Early life nutritional imbalances are risk factors for metabolic dysfunctions in adulthood, but the long term effects of perinatal exposure to high versus low protein diets are not completely understood. We exposed C57BL/6J offspring to a high protein/low carbohydrate (HP/LC) or low protein/high carbohydrate (LP/HC) diet during gestation and lactation, and measured metabolic phenotypes between birth and 10 months of age in male offspring.
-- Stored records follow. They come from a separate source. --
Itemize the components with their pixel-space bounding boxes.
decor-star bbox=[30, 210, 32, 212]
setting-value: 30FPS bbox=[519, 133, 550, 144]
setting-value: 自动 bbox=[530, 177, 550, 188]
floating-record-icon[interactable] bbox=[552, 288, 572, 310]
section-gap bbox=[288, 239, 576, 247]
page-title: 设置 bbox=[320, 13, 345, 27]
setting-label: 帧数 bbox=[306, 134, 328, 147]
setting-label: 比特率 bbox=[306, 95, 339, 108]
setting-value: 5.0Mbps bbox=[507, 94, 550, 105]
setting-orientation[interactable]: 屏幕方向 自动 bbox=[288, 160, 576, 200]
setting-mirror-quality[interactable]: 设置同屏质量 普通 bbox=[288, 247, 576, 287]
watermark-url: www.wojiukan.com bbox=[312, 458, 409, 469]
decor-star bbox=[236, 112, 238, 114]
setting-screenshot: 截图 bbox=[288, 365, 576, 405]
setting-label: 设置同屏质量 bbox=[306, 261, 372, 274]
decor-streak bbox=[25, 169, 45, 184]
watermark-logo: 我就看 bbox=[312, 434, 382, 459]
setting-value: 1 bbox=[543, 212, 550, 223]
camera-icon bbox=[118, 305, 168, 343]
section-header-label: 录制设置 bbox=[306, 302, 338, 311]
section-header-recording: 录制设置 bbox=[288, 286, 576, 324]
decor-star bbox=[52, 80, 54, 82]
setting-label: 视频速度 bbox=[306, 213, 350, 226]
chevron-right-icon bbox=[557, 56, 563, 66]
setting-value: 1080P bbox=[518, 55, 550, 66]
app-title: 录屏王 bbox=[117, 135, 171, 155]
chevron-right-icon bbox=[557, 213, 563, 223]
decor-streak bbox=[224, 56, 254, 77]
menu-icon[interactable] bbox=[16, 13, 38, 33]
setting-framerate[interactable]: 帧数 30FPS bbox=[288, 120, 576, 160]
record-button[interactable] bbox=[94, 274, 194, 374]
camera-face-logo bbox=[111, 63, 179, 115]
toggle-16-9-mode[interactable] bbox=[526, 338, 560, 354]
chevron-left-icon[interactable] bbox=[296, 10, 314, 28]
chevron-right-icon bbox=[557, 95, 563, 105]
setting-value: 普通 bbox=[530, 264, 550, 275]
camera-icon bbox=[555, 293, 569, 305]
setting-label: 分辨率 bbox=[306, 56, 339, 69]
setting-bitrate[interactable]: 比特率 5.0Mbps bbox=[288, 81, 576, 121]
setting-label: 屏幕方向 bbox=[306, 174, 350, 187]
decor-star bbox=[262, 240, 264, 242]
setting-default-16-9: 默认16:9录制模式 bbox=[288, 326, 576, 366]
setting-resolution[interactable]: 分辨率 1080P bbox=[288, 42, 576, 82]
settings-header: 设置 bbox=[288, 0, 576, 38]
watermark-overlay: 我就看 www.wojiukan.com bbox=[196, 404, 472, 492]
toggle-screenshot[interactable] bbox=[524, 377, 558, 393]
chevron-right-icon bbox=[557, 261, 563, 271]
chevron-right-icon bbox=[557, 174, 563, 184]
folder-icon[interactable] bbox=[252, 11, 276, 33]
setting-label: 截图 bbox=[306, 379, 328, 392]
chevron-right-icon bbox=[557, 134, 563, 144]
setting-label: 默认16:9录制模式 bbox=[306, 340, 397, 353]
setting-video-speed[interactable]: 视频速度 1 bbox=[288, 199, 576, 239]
Perinatal HP/LC and LP/HC exposures resulted in a decreased ability to clear glucose in the offspring, with reduced baseline insulin and glucose concentrations in the LP/HC group and a reduced insulin response post-glucose challenge in the HP/LC group. The LP/HC diet group also showed reduced birth and weanling weights, whereas the HP/LC offspring displayed increased weanling weight with increased adiposity beyond 5 months of age. Gene expression profiling of hypothalamus and liver revealed alterations in diverse molecular pathways by both diets. Specifically, hypothalamic transcriptome and pathway analyses demonstrated perturbations of MAPK and hedgehog signaling, processes associated with neural restructuring and transmission, and phosphate metabolism by perinatal protein imbalances. Liver transcriptomics revealed changes in purine and phosphate metabolism, hedgehog signaling, and circadian rhythm pathways. Our results indicate maternal protein imbalances perturbing molecular pathways in central and peripheral metabolic tissues, thereby predisposing the male offspring to metabolic dysfunctions.